The Off-the-Field NFL Wives’ Association representatives (from left to right): Amber Staples, Sherice Brown, Amy Cramer (Hall of Fame Health), Michelle McElroy, Tamiko McKenzie and Ashley Brown.

The Off-the-Field NFL Wives’ Association representatives (from left to right): Amber Staples, Sherice Brown, Amy Cramer (Hall of Fame Health), Michelle McElroy, Tamiko McKenzie and Ashley Brown.

Ashley Brown is a founder of Off the Field NFL Wives Association and wife of Ray Brown, a 20-year NFL veteran and former NFL coach. She’s very familiar with life after football. “I think the transition for us was still a little difficult because you’re used to that camaraderie, you’re used to being at games every Sunday and the other events that go on within the teams.
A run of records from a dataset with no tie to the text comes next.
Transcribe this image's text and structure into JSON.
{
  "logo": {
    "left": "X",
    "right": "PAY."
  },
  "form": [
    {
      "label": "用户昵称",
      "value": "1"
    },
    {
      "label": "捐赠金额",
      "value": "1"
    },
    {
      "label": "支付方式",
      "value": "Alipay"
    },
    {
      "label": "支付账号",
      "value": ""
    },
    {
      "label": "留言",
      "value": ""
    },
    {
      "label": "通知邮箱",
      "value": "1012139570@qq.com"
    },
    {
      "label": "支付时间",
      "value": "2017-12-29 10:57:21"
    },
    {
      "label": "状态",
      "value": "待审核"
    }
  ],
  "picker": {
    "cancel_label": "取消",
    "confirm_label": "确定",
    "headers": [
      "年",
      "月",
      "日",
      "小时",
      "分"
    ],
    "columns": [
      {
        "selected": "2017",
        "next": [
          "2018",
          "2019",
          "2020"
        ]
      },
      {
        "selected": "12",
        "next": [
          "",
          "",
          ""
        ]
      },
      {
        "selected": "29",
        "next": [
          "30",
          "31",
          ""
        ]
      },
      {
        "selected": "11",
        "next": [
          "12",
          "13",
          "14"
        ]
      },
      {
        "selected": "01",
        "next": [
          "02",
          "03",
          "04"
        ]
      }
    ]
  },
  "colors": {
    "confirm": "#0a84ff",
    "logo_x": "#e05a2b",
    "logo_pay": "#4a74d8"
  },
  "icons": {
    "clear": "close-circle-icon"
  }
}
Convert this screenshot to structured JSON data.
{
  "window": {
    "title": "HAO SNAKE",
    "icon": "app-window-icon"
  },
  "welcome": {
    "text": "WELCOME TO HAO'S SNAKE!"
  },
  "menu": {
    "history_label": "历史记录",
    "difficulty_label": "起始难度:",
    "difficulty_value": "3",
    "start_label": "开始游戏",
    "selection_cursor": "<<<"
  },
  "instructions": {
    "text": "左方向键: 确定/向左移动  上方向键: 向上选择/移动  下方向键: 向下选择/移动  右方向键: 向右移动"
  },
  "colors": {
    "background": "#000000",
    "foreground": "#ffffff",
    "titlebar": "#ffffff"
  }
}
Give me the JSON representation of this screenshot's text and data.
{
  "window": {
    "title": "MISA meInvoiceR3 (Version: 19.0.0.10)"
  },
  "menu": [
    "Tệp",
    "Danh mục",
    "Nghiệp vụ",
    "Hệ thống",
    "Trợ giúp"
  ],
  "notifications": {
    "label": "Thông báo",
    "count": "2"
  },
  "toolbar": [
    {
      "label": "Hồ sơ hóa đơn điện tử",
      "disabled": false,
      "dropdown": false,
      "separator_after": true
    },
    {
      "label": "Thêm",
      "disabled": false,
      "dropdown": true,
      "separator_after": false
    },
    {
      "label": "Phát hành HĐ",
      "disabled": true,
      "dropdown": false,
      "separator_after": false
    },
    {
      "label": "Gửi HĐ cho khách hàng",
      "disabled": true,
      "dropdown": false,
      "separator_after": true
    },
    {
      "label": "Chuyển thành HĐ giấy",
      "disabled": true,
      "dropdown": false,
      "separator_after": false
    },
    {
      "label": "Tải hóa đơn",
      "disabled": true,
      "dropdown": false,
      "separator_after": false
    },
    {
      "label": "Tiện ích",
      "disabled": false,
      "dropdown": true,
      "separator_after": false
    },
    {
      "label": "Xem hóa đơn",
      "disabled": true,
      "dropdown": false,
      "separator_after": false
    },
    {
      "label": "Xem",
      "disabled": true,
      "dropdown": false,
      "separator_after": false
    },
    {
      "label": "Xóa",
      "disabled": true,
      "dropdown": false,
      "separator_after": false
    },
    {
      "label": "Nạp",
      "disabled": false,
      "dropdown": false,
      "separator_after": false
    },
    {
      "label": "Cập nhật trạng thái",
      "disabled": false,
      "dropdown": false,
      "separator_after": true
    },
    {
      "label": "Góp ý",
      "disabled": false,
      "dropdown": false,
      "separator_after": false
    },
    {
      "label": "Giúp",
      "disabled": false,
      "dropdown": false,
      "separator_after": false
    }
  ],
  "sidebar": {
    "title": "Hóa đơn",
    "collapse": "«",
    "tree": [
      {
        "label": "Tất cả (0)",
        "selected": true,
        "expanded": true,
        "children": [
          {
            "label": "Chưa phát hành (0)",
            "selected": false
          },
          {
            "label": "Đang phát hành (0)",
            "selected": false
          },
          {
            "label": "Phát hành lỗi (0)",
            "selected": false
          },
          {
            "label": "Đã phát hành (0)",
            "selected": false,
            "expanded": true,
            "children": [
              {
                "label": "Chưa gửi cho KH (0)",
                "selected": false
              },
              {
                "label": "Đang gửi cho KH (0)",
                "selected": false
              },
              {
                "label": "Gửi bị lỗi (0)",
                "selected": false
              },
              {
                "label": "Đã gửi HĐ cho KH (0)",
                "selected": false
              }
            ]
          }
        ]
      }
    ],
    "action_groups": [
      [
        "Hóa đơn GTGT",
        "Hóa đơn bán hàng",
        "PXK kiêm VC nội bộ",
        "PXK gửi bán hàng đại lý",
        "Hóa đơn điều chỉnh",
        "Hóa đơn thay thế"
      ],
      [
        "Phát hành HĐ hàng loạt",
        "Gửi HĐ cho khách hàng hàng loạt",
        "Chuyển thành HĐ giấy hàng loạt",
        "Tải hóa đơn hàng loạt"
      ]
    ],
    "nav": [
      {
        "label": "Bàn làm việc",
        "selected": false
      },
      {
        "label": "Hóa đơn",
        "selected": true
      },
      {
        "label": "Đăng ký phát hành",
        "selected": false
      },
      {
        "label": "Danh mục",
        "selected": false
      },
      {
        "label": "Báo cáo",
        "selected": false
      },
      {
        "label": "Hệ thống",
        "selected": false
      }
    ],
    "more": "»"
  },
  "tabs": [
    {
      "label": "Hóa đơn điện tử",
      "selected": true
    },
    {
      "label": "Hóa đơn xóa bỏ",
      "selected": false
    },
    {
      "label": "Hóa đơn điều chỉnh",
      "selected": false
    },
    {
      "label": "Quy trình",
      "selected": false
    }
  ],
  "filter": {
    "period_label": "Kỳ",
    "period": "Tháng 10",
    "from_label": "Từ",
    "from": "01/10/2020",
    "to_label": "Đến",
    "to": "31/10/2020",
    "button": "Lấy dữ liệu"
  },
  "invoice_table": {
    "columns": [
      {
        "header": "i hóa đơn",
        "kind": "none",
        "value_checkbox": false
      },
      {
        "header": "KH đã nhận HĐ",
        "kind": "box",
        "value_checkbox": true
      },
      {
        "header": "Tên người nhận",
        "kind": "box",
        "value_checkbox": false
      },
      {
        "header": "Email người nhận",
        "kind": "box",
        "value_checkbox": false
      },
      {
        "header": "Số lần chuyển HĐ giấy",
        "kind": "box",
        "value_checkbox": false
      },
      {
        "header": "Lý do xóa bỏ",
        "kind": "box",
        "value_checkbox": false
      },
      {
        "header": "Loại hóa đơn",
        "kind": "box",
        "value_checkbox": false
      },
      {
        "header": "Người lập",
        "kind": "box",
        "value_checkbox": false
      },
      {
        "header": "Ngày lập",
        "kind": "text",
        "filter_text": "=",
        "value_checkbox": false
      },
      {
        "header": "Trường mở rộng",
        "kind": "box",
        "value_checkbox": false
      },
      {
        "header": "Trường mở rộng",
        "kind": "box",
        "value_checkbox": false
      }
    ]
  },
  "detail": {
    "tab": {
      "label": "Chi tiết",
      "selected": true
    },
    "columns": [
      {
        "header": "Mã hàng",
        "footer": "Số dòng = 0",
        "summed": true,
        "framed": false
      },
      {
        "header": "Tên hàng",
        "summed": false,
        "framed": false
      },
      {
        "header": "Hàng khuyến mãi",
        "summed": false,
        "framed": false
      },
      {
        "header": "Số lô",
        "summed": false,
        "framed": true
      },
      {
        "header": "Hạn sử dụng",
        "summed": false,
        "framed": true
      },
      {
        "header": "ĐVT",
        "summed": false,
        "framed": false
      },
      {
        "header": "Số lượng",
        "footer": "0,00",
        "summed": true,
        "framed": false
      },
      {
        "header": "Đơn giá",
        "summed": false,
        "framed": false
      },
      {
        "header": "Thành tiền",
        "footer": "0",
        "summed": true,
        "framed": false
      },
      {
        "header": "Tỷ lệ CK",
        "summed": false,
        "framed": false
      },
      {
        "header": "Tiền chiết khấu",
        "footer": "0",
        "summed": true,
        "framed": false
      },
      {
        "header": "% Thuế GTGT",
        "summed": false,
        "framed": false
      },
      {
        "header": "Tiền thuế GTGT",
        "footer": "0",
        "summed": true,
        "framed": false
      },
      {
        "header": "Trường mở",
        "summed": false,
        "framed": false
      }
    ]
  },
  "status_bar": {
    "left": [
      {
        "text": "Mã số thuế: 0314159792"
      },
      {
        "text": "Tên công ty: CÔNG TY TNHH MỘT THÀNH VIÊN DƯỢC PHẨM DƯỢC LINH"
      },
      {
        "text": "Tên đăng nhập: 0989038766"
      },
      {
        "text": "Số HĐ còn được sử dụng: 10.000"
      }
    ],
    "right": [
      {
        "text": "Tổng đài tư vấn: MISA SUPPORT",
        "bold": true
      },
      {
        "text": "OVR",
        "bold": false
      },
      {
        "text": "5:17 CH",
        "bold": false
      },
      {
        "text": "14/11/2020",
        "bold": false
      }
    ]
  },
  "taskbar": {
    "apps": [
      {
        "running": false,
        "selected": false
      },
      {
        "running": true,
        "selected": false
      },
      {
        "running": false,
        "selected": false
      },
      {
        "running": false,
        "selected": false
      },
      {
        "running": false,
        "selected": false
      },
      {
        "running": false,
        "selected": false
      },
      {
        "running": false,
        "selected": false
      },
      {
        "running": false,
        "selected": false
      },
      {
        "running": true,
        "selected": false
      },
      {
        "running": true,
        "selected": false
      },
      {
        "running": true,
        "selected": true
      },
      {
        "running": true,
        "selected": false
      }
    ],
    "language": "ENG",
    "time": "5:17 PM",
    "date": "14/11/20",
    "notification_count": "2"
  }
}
No matter how long you play, there’s still a transition period that has to take place,” said Ashley Brown.

She is on the board of directors and chairs the sponsorship committee. On the Friday before the Super Bowl, the organization hosts a fashion show fundraiser. This year’s event will be in Las Vegas.

Ashley Brown’s organization frequently partners with Hall of Fame Health for presentations in several cities.

“Events like this are meant to educate our families and tell them about services and options that are available for them,” she said.

 The outreach is ongoing. Off the Field NFL Wives Association collects all the email addresses for the players and sends out pertinent information that players might otherwise let languish in their inboxes, she said.

Sherice Brown is another co-founder of Off the Field NFL Wives Association. She is the wife of Tim Brown, who played for the Oakland Raiders for 16 years and is a Notre Dame graduate and Heisman Trophy winner.

“Our organization prides itself on being a sisterhood in the NFL organization. We provide resources and support that someone else might not be able to give because they wouldn’t be able to relate to the same situations or circumstances that you would experience. We’re there first and foremost as a sisterhood, but we also support our NFL communities. Each year at our Super Bowl fashion show, we choose a national and local charity to benefit. And those charities are normally women and children’s charities,” said Sherice Brown.

Life after football can be challenging because it is such a transition. “But most of the guys are going into their second business or they’re still very much related to the game by appearances and showing up to be a support to the new members of the team,” she added. “It’s always awesome to see how they go back and support the team.”